The 5214 47th Ave. building has been purchased by Carnival Cinemas Corp., which operates Carnival Cinemas at 5402 47th St. Carnival owner Bill Ramji said resumption of the Park Plaza’s previous business is not an option.

“This will never operate again as a theatre. That’s a given.”

Instead, Ramji is considering several alternate uses, including as office space or a seniors residence.

“Personally, I would like a nice medical clinic there.”

He added that he’s also been approached by groups interested in buying the building.

Ramji said some engineering and feasibility studies have been completed, and he hopes to make a decision within the next few months. Regardless of its eventual use, he insists that the structure will not be torn down.

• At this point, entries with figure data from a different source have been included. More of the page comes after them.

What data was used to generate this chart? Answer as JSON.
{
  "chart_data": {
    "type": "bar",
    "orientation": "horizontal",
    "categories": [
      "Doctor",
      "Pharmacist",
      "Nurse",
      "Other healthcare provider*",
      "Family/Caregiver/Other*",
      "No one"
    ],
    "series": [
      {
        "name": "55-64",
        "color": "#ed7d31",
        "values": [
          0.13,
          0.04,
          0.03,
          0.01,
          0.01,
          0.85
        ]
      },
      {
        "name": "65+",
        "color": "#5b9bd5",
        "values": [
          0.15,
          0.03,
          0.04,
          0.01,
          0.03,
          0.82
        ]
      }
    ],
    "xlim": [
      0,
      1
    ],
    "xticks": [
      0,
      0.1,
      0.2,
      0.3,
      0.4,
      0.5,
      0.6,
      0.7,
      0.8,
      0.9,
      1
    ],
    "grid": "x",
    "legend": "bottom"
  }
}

“It will be retrofitted,” he said, pointing out that engineering reports have confirmed the building is sound.

It’s also in a prime location near the city’s downtown core, and has the potential for 28 to 60 indoor parking stalls to be developed inside, he said.

Park Plaza Theatre closed in January after more than 40 years of operation. It was owned by Cineplex Entertainment, which operates Galaxy Cinemas Red Deer in Gasoline Alley.

The theatre first opened in 1968. It was built by Gordon Purnell and his family, who had an association with Famous Players Ltd.

Michelle Bakke-Purnell, Gordon’s daughter-in-law, said four generations of Purnells have worked in the theatre business. The family at one time owned and operated 11 separate theatres, including the Capitol, Crescent and Paramount theatres in Red Deer, and the local 2-11 and 40th Avenue drive-ins.

Bakke-Purnell said their properties had a reputation for being well-run and carefully maintained.

Park Plaza Theatre underwent a number of expansions over the years, with Famous Players buying out the Purnells’ interest in 1988.

Another longtime Red Deer theatre, Uptown Cinema Centre, closed in 2008. It’s currently being marketed for sale or lease.

Ramji said Carnival Cinemas, which shows previously released movies, experienced a drop in business after Galaxy opened. But attendance improved with the closure of the Uptown and Park Plaza theatres.

“There is a difference, no question about it,” he said.

Carnival also recently underwent more than $300,000 in upgrading work, including extensive renovations to its lobby, said Ramji. That’s also helped increase the theatre’s appeal to patrons.